As the chart shows, throughout most of its existence the IOER rate has been well above, not just rates on shorter-term Treasury Bills, but those on 1-year T-bills; indeed, for a long interval banks had to hold T-bills of 2-year maturities or longer to earn as much interest as excess reserves paid. And while the situation isn’t nearly so bad today, it remains the case that reserves pay more than one-month Treasury bills. That’s not “far lower than the rate that banks can earn on alternative safe assets.” It’s not even a little lower. It’s higher. Nor could things be otherwise, because having a floor system means having an IOER rate that’s high enough “to remove the opportunity cost to commercial banks of holding reserve balances,” which it wouldn’t be if it were really “far lower than the rate that banks can earn on alternative safe assets.”

“D” for Deception

And what about that footnote? It just adds insult to injury by showing the lengths to which the Fed has been willing to go to twist and bend the law authorizing it to pay interest on bank reserves. As the note correctly observes, that law requires that the Fed’s IOER rate not exceed “the general level of short-term interest rates.” Since the IOER rate is itself, as we’ve seen, a rate on a riskless zero-maturity asset, any reasonable interpretation of the statute would have it refer to the general level of rates on other short-term, riskless assets, such as 4 week-Treasury Bills or, perhaps, overnight Treasury-secured repos.

So, in preparing Regulation D, how did the Fed define short-term rates for the purpose of implementing the statute? Why, as “rates on obligations with maturities of no more than one year, such as the primary credit rate and rates on term federal funds, term repurchase agreements, commercial paper, term Eurodollar deposits, and other similar instruments” (my emphasis). If you can’t see how self-serving — not to say dishonest — the Fed’s definition is, please read it again, carefully, bearing in mind what “term” rates are and that the Fed’s “primary credit rate” is what’s more commonly known as its “discount” rate — that is, “the interest rate charged to commercial banks and other depository institutions on loans they receive from their regional Federal Reserve Bank’s lending facility–the discount window.”

That Regulation D refers to “term” rates rather than overnight rates, when the latter are obviously more appropriate, is the least of it. The inclusion on the Fed’s list of comparable rates of the Fed’s primary credit rate is the real kicker. First of all, that rate isn’t a market rate but one that the Fed itself administers.

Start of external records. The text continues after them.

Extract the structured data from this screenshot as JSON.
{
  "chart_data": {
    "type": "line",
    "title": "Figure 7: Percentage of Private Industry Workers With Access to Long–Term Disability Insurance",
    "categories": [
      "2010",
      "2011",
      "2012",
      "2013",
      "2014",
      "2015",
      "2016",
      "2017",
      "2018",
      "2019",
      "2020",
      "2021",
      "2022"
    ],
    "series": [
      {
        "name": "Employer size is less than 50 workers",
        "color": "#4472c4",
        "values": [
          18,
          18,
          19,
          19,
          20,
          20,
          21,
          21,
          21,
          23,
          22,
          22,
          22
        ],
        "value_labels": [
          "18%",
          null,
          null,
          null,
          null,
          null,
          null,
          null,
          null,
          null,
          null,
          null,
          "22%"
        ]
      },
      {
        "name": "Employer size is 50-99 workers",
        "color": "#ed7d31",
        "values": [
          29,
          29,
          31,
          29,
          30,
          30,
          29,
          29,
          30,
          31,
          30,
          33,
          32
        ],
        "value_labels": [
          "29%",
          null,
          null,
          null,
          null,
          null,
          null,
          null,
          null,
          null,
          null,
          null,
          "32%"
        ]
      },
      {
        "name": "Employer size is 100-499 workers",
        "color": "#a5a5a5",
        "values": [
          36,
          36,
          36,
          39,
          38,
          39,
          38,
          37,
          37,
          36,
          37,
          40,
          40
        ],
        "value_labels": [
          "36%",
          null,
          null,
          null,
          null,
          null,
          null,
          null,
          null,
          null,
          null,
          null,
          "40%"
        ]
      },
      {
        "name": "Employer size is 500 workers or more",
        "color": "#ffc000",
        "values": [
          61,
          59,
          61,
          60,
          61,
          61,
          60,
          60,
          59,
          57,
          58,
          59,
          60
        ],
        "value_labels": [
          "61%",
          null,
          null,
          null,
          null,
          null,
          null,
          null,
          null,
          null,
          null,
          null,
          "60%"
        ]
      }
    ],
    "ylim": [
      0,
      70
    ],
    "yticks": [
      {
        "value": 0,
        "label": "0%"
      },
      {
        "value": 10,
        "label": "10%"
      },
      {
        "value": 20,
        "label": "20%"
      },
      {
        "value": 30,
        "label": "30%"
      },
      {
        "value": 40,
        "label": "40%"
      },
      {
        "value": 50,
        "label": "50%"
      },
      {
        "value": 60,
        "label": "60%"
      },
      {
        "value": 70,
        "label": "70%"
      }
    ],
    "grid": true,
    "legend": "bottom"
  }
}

What’s more, the Fed has long had a policy of setting it well “above the usual level of short-term market interest rates” (my emphasis again). These days, for example, it sets it “at a rate 50 basis points above the Federal Open Market Committee’s (FOMC) target rate for federal funds.” Because the IOER rate once defined the upper limit of the FOMC’s fed funds target rate range, and is now set 5 basis points below that limit, any interest rate that the Fed pays on reserves is bound to be lower than the Fed’s primary credit rate. Thus the Fed has cleverly interpreted and implemented the statute in a manner that allows it to claim that it is obeying the law requiring that its IOER rate not exceed “the general level of short-term interest rates” no matter how it sets that rate, including when it sets it well above truly comparable market-determined short-term rates!

Now I hope you’re at least starting to see why the Fed’s report has got my goat.

[1] “Sic” because it is the Board of Governors, rather than the FOMC, that sets the IOER rate. Concerning this anomalous exception to the rule assigning responsibility for the conduct of monetary policy to the FOMC, see my January 10, 2018 testimony before the Monetary Policy and Trade Subcommittee of the House Financial Services Committee.